Several risk models have determined the residual lifetime risk for a woman by year; however, validation studies have been limited.

“U.S. guidelines recommend lifetime breast cancer risk assessment to determine who should be offered supplemental screening by breast MRI, but most of the data reported on risk model accuracy have been to 5 or 10 years from risk assessment,” Brentnall told HemOnc Today.

Further, studies have shown the Tyrer-Cuzick risk model — which incorporates classic breast cancer risk factors, including information on affected second- and third-degree relatives, BMI, menopause and hormone therapy — identifies few women in the general population as high risk. Also, the performance of the Tyrer-Cuzick model has not been directly assessed in a cohort study from a screening population in the U.S.

Brentnall and colleagues sought to determine performance of the model at different follow-up times and how accuracy of the model improved by adding the Breast Imaging and Reporting Data System measure of breast density.

Researchers evaluated data from 132,139 women in the Kaiser Permanente Washington Breast Cancer Surveillance Consortium registry who underwent mammography screening from 1996 through 2013.

All women were aged 40 to 73 years at time of entry (median age, 50 years; interquartile range [IQR], 44-58), attended at least one screening visit with Breast Imaging and Reporting Data System density recorded, and did not have prior diagnosis of invasive breast cancer or ductal carcinoma in situ.

The time from 6 months after the cohort entry questionnaire to diagnosis of invasive breast cancer or censoring at age 75 years served as the primary outcome.

During median follow-up of 5.2 years (IQR, 2.4-11.1) — with a maximum follow-up of 19 years — researchers observed 2,699 invasive breast cancer cases, for an annual incidence rate of 1.9 cases per 1,000 women.

Researchers calculated observed divided by expected (O/E) numbers of diagnoses, which they compared using exact Poisson 95% CIs.

Results showed good calibration of absolute risk for both the Tyrer-Cuzick model (O/E = 1.02; 95% CI, 0.98-1.06) and Tyrer-Cuzick model with density (O/E = 0.98; 95% CI, 0.94-1.02).

The Tyrer-Cuzick model estimated 2,554 women were high risk (1.8%), defined as a 10-year risk greater than 8%.

Of these, 147 women developed invasive breast cancer (O/E = 0.79; 95% CI, 0.67-0.93), for an incidence rate of 8.7 cases per 1,000 women.

The Tyrer-Cuzick model with density estimated 4,645 women were high risk (3.5%).

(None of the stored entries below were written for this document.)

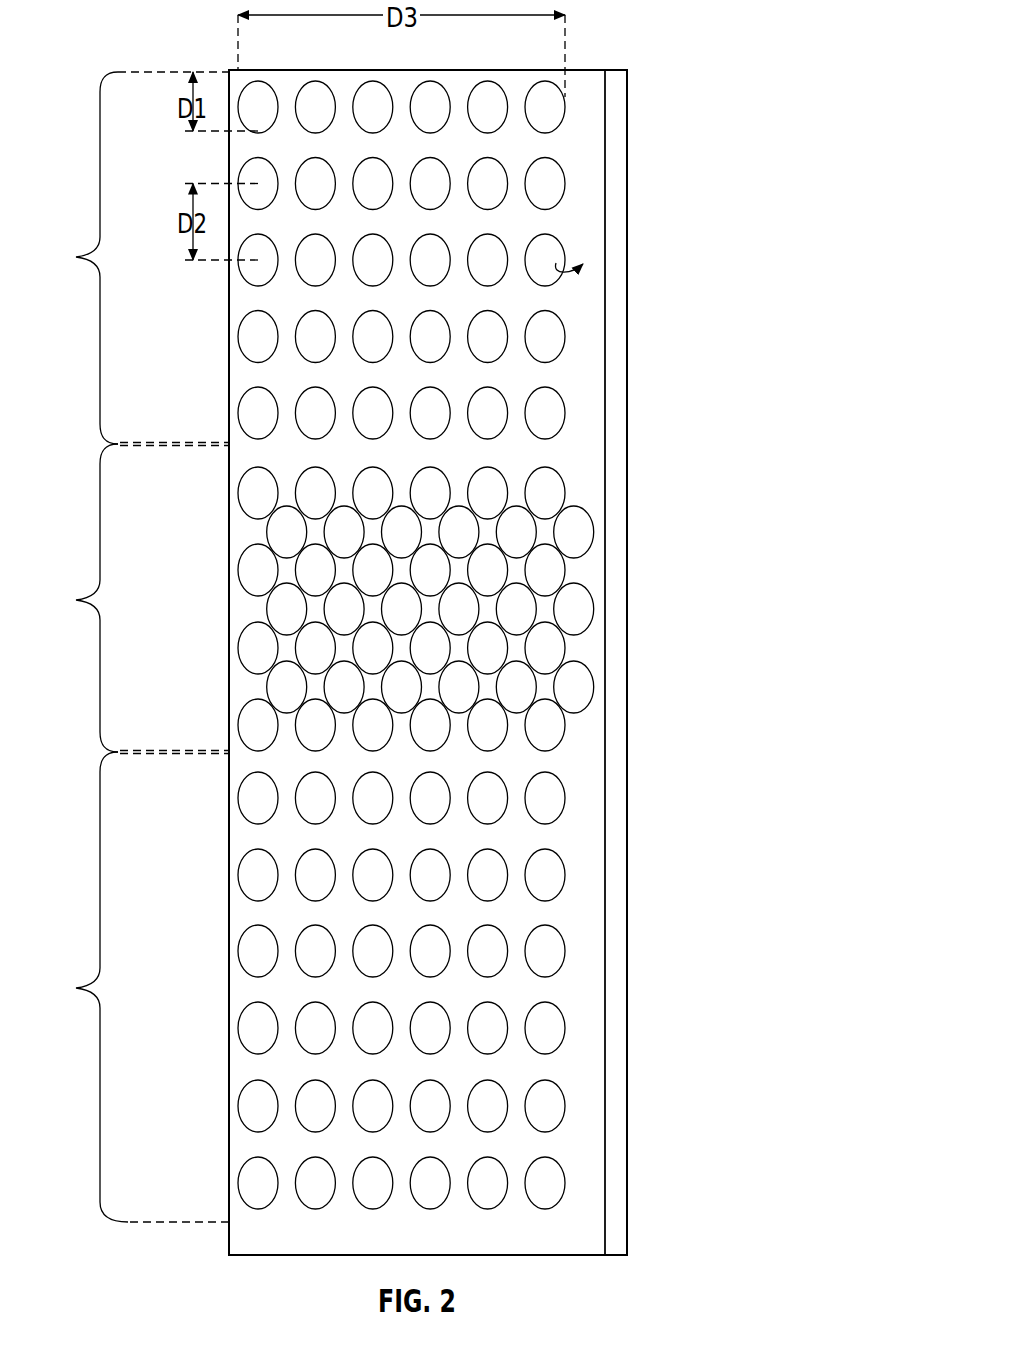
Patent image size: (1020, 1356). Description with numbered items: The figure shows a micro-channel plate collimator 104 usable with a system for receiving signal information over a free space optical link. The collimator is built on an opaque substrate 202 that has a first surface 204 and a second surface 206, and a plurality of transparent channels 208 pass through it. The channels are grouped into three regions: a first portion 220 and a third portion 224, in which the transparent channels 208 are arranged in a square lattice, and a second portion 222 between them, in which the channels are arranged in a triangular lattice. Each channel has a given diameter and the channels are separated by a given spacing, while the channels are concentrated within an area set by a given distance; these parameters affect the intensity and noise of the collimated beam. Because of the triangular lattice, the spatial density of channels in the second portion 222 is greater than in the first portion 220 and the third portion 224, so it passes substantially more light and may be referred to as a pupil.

The micro-channel plate collimator 104 is at (134, 34).
The opaque substrate 202 is at (618, 87).
The first surface 204 is at (557, 253).
The second surface 206 is at (633, 227).
The transparent channels 208 is at (547, 415).
The first portion 220 is at (74, 258).
The second portion 222 is at (74, 598).
The third portion 224 is at (79, 987).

Of these, 273 cases of invasive breast cancer developed (O/E = 0.78; 95% CI, 0.69-0.88), for an incidence rate of 9.2 cases per 1,000 women. Researchers noted that risk was overestimated in this group and risk was underestimated in women with 10-year risk of less than 2%.

Further, overestimation of the highest risk decile compared with the middle 80% was probable. The HR for top decile was 2.22 (95% CI, 2.02-2.45) for the Tyrer-Cuzick model and 2.55 (95% CI, 2.33-2.8) for the Tyrer-Cuzick model with density.

The HR for the bottom decile was 0.5 (95% CI, 0.42-0.61) for the Tyrer-Cuzick model compared with 0.36 (95% CI, 0.29-0.45) for the Tyrer-Cuzick model with density.

“Incorporating density in the model provided a greater range of observed risk between the top and bottom deciles,” the researchers wrote. – by Melinda Stevens

Disclosures: Brentnall and another author report royalties through Cancer Research UL for commercial use of the Tyrer-Cuzick algorithm. The other authors report no relevant financial disclosures.